Jewish American businessman Daniel Strauss is considering buying out IDB Holdings if Nochi Dankner's bid to buy the company doesn't go through. Strauss heads a group of Americans who are considering investing hundreds of millions of dollars in Israel.
Negotiations on behalf of the Americans are being held by Israeli businessman Yitzhak Dabash, who formerly managed the Bronfman family's Renaissance Fund. Strauss and Dabash have met in recent months in Israel and New York with senior Israel banking executives, attorneys and businessman concerning possible investments in Israel.

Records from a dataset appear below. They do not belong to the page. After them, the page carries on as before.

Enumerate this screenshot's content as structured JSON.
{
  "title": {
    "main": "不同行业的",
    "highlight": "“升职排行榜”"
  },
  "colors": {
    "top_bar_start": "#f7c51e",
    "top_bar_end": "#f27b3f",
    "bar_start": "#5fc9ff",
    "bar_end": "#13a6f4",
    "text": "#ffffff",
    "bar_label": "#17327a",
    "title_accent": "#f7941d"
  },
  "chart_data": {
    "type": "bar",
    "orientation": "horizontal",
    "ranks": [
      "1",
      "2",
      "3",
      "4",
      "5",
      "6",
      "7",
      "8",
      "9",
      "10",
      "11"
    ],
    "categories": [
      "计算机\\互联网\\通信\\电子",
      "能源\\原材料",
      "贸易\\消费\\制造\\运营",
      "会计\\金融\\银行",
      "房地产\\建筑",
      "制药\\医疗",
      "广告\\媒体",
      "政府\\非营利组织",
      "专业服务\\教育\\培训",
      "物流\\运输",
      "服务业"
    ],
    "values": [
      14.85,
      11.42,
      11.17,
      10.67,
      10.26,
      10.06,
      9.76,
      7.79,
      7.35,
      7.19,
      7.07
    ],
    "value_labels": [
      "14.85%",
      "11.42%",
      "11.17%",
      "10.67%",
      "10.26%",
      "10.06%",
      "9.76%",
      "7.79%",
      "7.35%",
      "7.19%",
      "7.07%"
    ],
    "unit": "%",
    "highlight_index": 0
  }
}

Strauss has focused on the possibility of buying the controlling share in IDB Holdings if Nochi Dankner's bid to buy the company is not approved by the Bank of Israel. At the beginning of last year Strauss was involved in negotiations to join Nochi Dankner's consortium bidding for control of IDB, however these failed to mature. Sources close to Strauss emphasize that his interest in IDB Holdings is not an attempt to sabotage Dankner's business and is conditional on Dankner not going through with his bid.

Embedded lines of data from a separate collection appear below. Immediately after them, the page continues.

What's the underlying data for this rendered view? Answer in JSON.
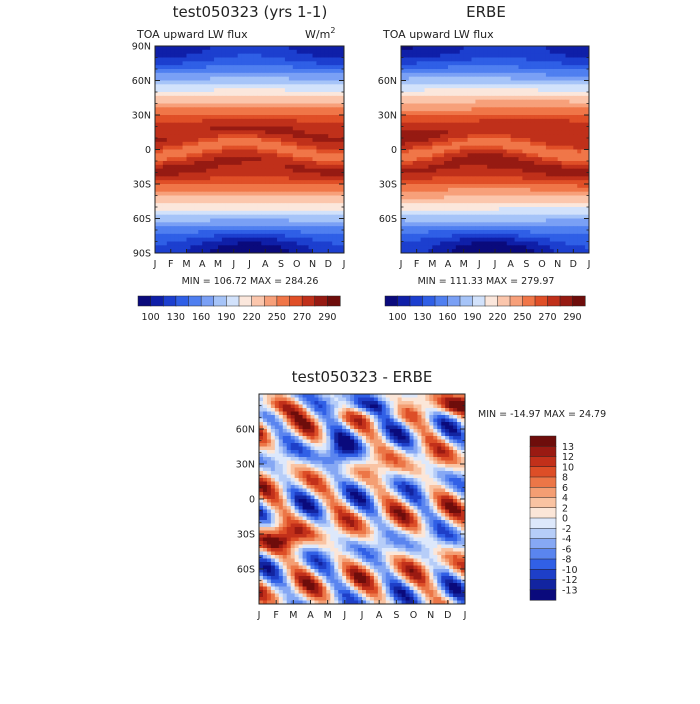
{
  "figure": {
    "background": "#ffffff"
  },
  "chart_data": [
    {
      "type": "heatmap",
      "id": "model",
      "title": "test050323 (yrs 1-1)",
      "subtitle_left": "TOA upward LW flux",
      "units": "W/m",
      "units_exp": "2",
      "xticklabels": [
        "J",
        "F",
        "M",
        "A",
        "M",
        "J",
        "J",
        "A",
        "S",
        "O",
        "N",
        "D",
        "J"
      ],
      "yticklabels": [
        "90N",
        "60N",
        "30N",
        "0",
        "30S",
        "60S",
        "90S"
      ],
      "ylim": [
        -90,
        90
      ],
      "stats_text": "MIN = 106.72 MAX = 284.26",
      "min": 106.72,
      "max": 284.26,
      "colorbar": {
        "levels": [
          100,
          115,
          130,
          145,
          160,
          175,
          190,
          205,
          220,
          235,
          250,
          260,
          270,
          280,
          290
        ],
        "labels": [
          "100",
          "130",
          "160",
          "190",
          "220",
          "250",
          "270",
          "290"
        ],
        "colors": [
          "#0a0a7c",
          "#0f1fa8",
          "#1c3fcf",
          "#2f5fe6",
          "#4f7ff0",
          "#7aa0f5",
          "#a6c4f8",
          "#d2e2fb",
          "#fbe7dc",
          "#fbc6ac",
          "#f7a07a",
          "#f07648",
          "#e04f27",
          "#c0301a",
          "#961a12",
          "#6e0d0b"
        ]
      }
    },
    {
      "type": "heatmap",
      "id": "obs",
      "title": "ERBE",
      "subtitle_left": "TOA upward LW flux",
      "xticklabels": [
        "J",
        "F",
        "M",
        "A",
        "M",
        "J",
        "J",
        "A",
        "S",
        "O",
        "N",
        "D",
        "J"
      ],
      "yticklabels": [
        "60N",
        "30N",
        "0",
        "30S",
        "60S"
      ],
      "ylim": [
        -90,
        90
      ],
      "stats_text": "MIN = 111.33 MAX = 279.97",
      "min": 111.33,
      "max": 279.97,
      "colorbar": {
        "labels": [
          "100",
          "130",
          "160",
          "190",
          "220",
          "250",
          "270",
          "290"
        ]
      }
    },
    {
      "type": "heatmap",
      "id": "diff",
      "title": "test050323 - ERBE",
      "xticklabels": [
        "J",
        "F",
        "M",
        "A",
        "M",
        "J",
        "J",
        "A",
        "S",
        "O",
        "N",
        "D",
        "J"
      ],
      "yticklabels": [
        "60N",
        "30N",
        "0",
        "30S",
        "60S"
      ],
      "ylim": [
        -90,
        90
      ],
      "stats_text": "MIN = -14.97 MAX =  24.79",
      "min": -14.97,
      "max": 24.79,
      "colorbar": {
        "levels": [
          -13,
          -12,
          -10,
          -8,
          -6,
          -4,
          -2,
          0,
          2,
          4,
          6,
          8,
          10,
          12,
          13
        ],
        "labels": [
          "13",
          "12",
          "10",
          "8",
          "6",
          "4",
          "2",
          "0",
          "-2",
          "-4",
          "-6",
          "-8",
          "-10",
          "-12",
          "-13"
        ],
        "colors": [
          "#0a0a7c",
          "#1224a0",
          "#1e3fc8",
          "#3160e6",
          "#5a85ef",
          "#86a8f4",
          "#b6cdf8",
          "#dde8fb",
          "#fbe6d8",
          "#f9c3a2",
          "#f49e73",
          "#ec7647",
          "#dd4e27",
          "#c2301a",
          "#9a1a12",
          "#6e0d0b"
        ]
      }
    }
  ]
}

Haym Carasso, one of the owners of IDB Holdings, yesterday said Strauss had turned to the Carasso family to investigate the possibility of jointly purchasing the controlling share in IDB Holdings should the Dankner deal fail to mature. Carasso said the family had clarified that IDB Holdings had signed a deal with Nochi Dankner and did not intend to violate that agreement, however should the deal not go through a deal with Strauss could be on the cards.

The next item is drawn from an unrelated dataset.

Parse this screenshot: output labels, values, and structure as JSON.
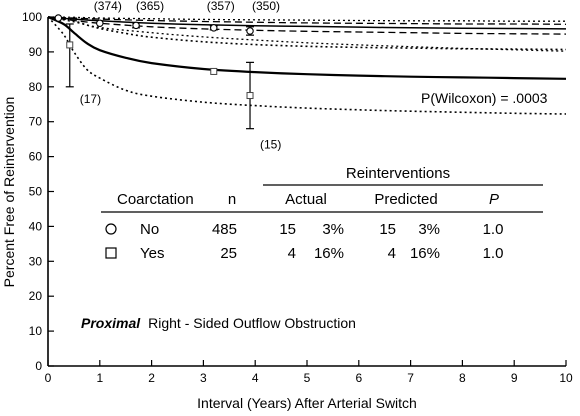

Carasso yesterday said the contacts with Strauss had arisen as a result of the difficulties the regulators have placed in the way of the Dankner deal and that he did not believe Dankner would in fact be able to complete his bid to buy IDB Holdings.
Carasso said that in view of the decline in the company's market value it was possible that prospective buyers would offer less than the value of $840 million set for the Dankner deal. Sources close to Strauss and Dabash noted recently that the price set for the Dankner-IDB Holdings deal was too expensive. They said that the company's market value currently stood at some $520 million and that the premium for the controlling share should not exceed 25 percent and therefore a valuation of $700 million would be considered reasonable.
According to Carasso, if the Dankner deal does not go ahead and prospective buyers wish to buy the company for a lower valuation, IDB holdings still had the option to wait for market conditions to improve. He said that IDB Holdings chairman Udi Recanati, the driving force behind the decision to sell the controlling share in the company, would agree to wait a year or two until conditions improve.
A spokesman for Nochi Dankner's Ganden group said that the Ganden, Livnat, Manor consortium would complete the purchase of IDB Holdings.